What's the most efficient way to convert a MySQL result set to a NumPy array?

thegreatt picture thegreatt · Aug 15, 2011 · Viewed 20k times · Source

I'm using MySQLdb and Python. I have some basic queries such as this:

c=db.cursor()
c.execute("SELECT id, rating from video")
results = c.fetchall()

I need "results" to be a NumPy array, and I'm looking to be economical with my memory consumption. It seems like copying the data row by row would be incredibly inefficient (double the memory would be required). Is there a better way to convert MySQLdb query results into the NumPy array format?

The reason I'm looking to use the NumPy array format is because I want to be able to slice and dice the data easily, and it doesn't seem like python is very friendly to multi-dimensional arrays in that regard.

e.g. b = a[a[:,2]==1] 

Thanks!

Answer

sirlark picture sirlark · Aug 15, 2013

This solution uses Kieth's fromiter technique, but handles the two dimensional table structure of SQL results more intuitively. Also, it improves on Doug's method by avoiding all the reshaping and flattening in python data types. Using a structured array we can read pretty much directly from the MySQL result into numpy, cutting out python data types almost entirely. I say 'almost' because the fetchall iterator still produces python tuples.

There is one caveat though, but it's not a biggie. You must know the data type of your columns and the number of rows in advance.

Knowing the column types should be obvious, since you know what the query is presumably, otherwise you can always use curs.description, and a map of the MySQLdb.FIELD_TYPE.* constants.

Knowing the row count means you have to use client side cursor (which is the default). I don't know enough about the internals of MySQLdb and the MySQL client libraries, but my understanding is that the entire result is fetched into client side memory when using client side cursors, although I suspect there's actually some buffering and caching involved. This would mean using double memory for the result, once for the cursor copy and once for the array copy, so it's probably a good idea to close the cursor as soon as possible to free up the memory if the result set is large.

Strictly speaking, you don't have to provide the number of rows in advance, but doing so means the array memory is allocated once off in advance, and not continuously resized as more rows come in from the iterator which is meant to provide a huge performance boost.

And with that, some code

import MySQLdb
import numpy

conn = MySQLdb.connect(host='localhost', user='bob', passwd='mypasswd', db='bigdb')
curs = conn.cursor() #Use a client side cursor so you can access curs.rowcount
numrows = curs.execute("SELECT id, rating FROM video")

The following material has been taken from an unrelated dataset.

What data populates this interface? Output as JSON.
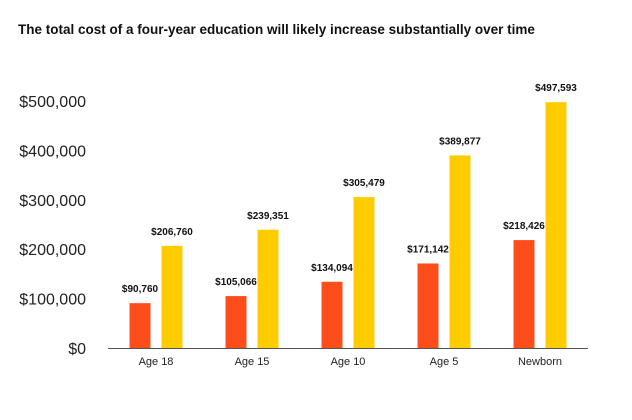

#curs.fetchall() is the iterator as per Kieth's answer
#count=numrows means advance allocation
#dtype='i4,i4' means two columns, both 4 byte (32 bit) integers
A = numpy.fromiter(curs.fetchall(), count=numrows, dtype=('i4,i4'))

print A #output entire array
ids = A['f0'] #ids = an array of the first column
              #(strictly speaking it's a field not column)
ratings = A['f1'] #ratings is an array of the second colum

See the numpy documentation for dtype and the link above about structured arrays for how to specify column data types, and column names.